I feel like crap.
I'm just getting over a cold. I've spent the day honking and taking pills, and my back is sore from all the coughing. I've done, therefore, the only sensible thing -- I'm in bed.
Here's what I've got with me:
- Laptop: Toshiba Tecra
- A 60 gB iPod, which has somewhere north of 5500 songs on it.
- A Cingular 3125 phone, with a Plantronics-enabled Bluetooth headset
- A DVD of Cream's farewell concert at Royal Albert Hall in 1968
- A copy of Pablo Neruda's love poems
- Copy This! -- Paul Orfalea (founder of Kinko's) biography
- A bottle of Crystal Geyser sparkling water
- Three bandanas -- one green, one orange, one yellow
Now, about an hour ago, I was also IMing with a colleague of mine, and I was doing something I often find myself doing -- explaining myself.
I've been sick. I've had a lot of stuff going on, and I woke up this morning with the overpowering feeling that I just could not deal today with much of anything, and I especially couldn't deal with talking to anyone. This happens to me every once in a while. It's a Wednesday morning, everyone else is merrily heading off to work, and I do not want to talk to anyone. ANYONE.
So I don't.
Now, for a lot of people, this is a little disconcerting. We are, as my sick-in-bed list seems to indicate, doing business in a 24/7 world. People use Blackberrys (Blackberries?) while driving. Everyone is supposed to be accessible around the clock. Just checking out seems like a kind of heresy.
But I really need to do it. And, and here's the point, it works for me.
This is a blog about business development. There's all kinds of stuff in here about different Biz Dev approaches, techniques, issues and so on. But in the end, the only thing that matters is whether it works for you.

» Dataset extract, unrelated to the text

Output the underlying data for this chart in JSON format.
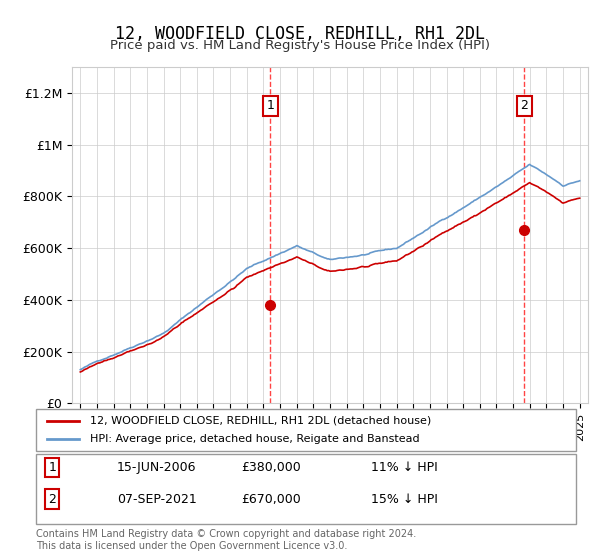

Business development is where, in even the biggest organization, everyone is an enrepreneur. And you have to build the business around your personality, your strengths and weaknesses, and your nature. You can't conform to someone else's idea of how you should work -- you have to do it your way. It's your business. And I've learned the hard way that if I don't do this, if I try to jam my own round peg into someone else's square hole, I will accomplish nothing. So I check out. I tell anyone who's involved what I'm doing, and if they're interested, why, but I still do it.
The bottom line: does whatever your using to develop business work for you? Forget whether it works for someone else. Does it work for you?